Não tenho certeza se foi em 1996 ou no ano seguinte. Do episódio, porém, lembro bem. A respeitada Alice Maria, mandachuva no jornalismo da Rede Globo naqueles tempos, fez uma consulta inusitada a Márcio Canuto, então diretor de jornalismo da TV Gazeta. Ele me relatou a história um tanto surpreso. Eu era o chefe de redação no departamento. A consulta era sobre uma viagem a Alagoas.

 

Um parente da jornalista estava escolhendo um roteiro de passeio pelo Nordeste. Pensou em conhecer Maceió. Ao saber das intenções, Alice ficou preocupada com a segurança da pessoa de sua família. E qual era o motivo dessa preocupação? Sim, eram as notícias sobre a onda de violência que assolava o estado. Márcio Canuto ouviu então a pergunta: “É seguro visitar Maceió?”.

 

O dilema do turista daquela ocasião – visitar ou não visitar a capital alagoana – estava longe de ser uma postura isolada. A imprensa nacional não passava um dia sem falar do que ocorria por aqui. Em pleno fim do século 20, nossa fama de terra violenta estava no topo como poucas vezes ocorrera. Lá fora, associada a Alagoas, a palavra que mais se ouvia era “pistolagem”.  

 

A má fama não surgira do nada.
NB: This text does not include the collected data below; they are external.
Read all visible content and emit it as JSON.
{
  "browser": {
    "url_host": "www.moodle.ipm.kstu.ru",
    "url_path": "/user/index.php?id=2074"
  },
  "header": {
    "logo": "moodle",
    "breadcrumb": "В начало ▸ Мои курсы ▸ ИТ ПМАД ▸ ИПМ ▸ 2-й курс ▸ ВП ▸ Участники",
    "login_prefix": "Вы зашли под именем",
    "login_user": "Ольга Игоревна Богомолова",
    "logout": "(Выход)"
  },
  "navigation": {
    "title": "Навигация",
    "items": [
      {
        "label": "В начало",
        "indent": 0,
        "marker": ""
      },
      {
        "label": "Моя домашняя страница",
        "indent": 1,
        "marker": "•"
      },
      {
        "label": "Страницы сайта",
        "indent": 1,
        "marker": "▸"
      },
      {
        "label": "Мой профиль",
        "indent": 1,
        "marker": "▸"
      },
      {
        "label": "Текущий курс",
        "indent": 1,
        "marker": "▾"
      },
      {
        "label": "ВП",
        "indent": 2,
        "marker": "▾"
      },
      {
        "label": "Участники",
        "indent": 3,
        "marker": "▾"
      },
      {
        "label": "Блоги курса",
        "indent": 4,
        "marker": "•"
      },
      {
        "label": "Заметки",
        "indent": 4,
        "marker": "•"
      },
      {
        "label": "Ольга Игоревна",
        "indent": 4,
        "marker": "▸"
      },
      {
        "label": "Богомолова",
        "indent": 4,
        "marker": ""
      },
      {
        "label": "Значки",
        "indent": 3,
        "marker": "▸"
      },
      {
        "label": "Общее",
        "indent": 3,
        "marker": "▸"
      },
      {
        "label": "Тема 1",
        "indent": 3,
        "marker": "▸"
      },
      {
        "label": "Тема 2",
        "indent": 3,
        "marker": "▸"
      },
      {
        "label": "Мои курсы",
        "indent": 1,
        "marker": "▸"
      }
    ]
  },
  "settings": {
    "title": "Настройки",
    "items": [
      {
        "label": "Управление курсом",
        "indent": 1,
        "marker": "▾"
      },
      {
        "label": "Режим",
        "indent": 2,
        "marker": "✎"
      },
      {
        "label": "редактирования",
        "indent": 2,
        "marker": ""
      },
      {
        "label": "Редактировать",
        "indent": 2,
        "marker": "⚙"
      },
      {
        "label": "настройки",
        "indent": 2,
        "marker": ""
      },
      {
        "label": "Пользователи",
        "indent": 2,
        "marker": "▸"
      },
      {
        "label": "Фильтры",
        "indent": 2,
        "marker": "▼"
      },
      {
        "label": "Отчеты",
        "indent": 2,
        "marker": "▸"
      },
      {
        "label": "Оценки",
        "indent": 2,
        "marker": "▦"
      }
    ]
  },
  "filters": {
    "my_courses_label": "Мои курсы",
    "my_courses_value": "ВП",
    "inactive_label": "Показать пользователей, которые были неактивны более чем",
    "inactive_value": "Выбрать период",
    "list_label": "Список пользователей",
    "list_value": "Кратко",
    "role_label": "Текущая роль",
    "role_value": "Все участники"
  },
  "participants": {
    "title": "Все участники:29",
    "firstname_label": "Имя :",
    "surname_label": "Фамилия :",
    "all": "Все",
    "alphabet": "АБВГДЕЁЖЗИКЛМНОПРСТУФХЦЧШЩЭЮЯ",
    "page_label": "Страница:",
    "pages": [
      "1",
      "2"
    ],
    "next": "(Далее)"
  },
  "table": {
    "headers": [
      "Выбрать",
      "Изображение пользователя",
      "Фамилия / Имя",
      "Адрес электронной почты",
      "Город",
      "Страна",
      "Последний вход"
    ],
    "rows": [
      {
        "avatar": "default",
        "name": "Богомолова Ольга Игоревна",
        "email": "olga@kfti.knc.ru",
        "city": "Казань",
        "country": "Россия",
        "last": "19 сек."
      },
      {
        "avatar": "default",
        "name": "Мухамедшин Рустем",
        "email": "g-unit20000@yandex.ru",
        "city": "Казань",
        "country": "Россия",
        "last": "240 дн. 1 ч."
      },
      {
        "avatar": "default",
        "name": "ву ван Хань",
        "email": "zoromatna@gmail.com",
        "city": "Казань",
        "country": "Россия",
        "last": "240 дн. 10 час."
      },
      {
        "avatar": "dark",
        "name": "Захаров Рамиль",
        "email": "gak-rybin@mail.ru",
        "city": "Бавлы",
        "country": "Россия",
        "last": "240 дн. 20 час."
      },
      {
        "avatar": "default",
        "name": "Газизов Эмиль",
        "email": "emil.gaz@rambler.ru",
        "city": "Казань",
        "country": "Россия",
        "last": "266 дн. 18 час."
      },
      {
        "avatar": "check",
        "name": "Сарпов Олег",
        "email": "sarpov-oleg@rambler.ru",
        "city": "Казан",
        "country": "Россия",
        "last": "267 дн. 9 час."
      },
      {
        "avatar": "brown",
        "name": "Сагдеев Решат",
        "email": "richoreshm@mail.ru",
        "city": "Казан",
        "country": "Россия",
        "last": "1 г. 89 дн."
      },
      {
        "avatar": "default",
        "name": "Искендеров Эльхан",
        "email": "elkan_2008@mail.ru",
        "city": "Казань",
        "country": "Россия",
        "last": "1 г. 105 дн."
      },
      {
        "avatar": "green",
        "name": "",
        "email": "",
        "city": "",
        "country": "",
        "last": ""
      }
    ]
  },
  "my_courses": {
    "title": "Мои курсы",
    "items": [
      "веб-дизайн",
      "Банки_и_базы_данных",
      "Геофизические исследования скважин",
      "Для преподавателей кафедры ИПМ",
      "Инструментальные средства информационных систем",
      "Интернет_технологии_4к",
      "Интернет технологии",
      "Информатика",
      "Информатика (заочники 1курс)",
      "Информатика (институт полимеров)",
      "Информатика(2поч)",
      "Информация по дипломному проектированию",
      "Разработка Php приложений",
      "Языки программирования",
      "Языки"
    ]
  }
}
Ali, entre 96 e 97, para ficarmos nos casos de maior repercussão, estávamos nas manchetes com três pautas medonhas: o assassinato de PC Farias, o assassinato de Silvio Vianna (da Secretaria da Fazenda) e a explosão da chamada gang fardada, chefiada pelo temido tenente-coronel Manoel Cavalcante. Tudo isso no meio de uma crise política tenebrosa.

 

Foram muitas as notícias de cancelamentos de viagens para Alagoas devido ao clima generalizado de lugar perigoso. Como tudo tem uma vertente de comédia, houve até uma ideia idiota de se organizar uma passeata de protesto contra a cobertura da imprensa “forasteira”. Sabe aquela história de punir o mensageiro pela mensagem ruim? Era exatamente isso. Deu em nada.

 

Desde aqueles fatos, em duas décadas o estado alcançou a liderança na taxa nacional de homicídios. A diferença em relação aos anos 90 é a presença do componente político em vários crimes do passado, como nos três casos que citei acima. Eis que agora, de repente, um pouco daquela abordagem apareceu em algumas reportagens de grandes veículos sobre os atentados em Batalha.

 

Como se sabe, num intervalo de um mês dois vereadores foram assassinados no município sertanejo. Dito assim, parece mesmo que voltamos aos tempos da pistolagem e dos jagunços agindo livremente numa terra sem lei. O governo estadual garante que não. A polícia ocupou Batalha e promete que as investigações logo vão elucidar os crimes. Até agora, nada se esclareceu.

 

Violência política e crimes de mando estão no DNA alagoano, não se pode negar. É História. Que as autoridades atuem com rigor – dentro da lei – para evitar um retrocesso que seria absolutamente trágico. A imagem nacional do estado, seja ela qual for, não é culpa da imprensa. Jornalismo camarada e jogadas de marketing nunca mudarão nada. No máximo, operam ridículas maquiagens.

 

(Sobre a desconcertante consulta da jornalista da Globo, vinte anos atrás, Márcio Canuto respondeu que achava tudo exagerado e, sim, o turista iminente poderia vir conhecer nossas praias numa boa. Eu concordei com o diagnóstico, mas não lembro se a pessoa se convenceu). 

 

Pós-escrito, horas depois: Relendo o texto, fiquei com uma incômoda desconfiança. Talvez o leitor veja uma imprecisão, ou até mesmo um equívoco de ordem gramatical na penúltima linha. Lá está escrito o turista iminente poderia vir conhecer... A desconfiança: o leitor pode pensar que eu quis dizer turista eminente, no sentido de “relevante”. Esclareço que não. Usei o termo para falar do “quase” turista. (Na verdade, não sei se isso tem alguma importância. Mas achei melhor registrar).

 

Comentários

Os comentários são de inteira responsabilidade dos autores, não representando em qualquer instância a opinião do Cada Minuto ou de seus colaboradores. Para maiores informações, leia nossa política de privacidade.

Carregando..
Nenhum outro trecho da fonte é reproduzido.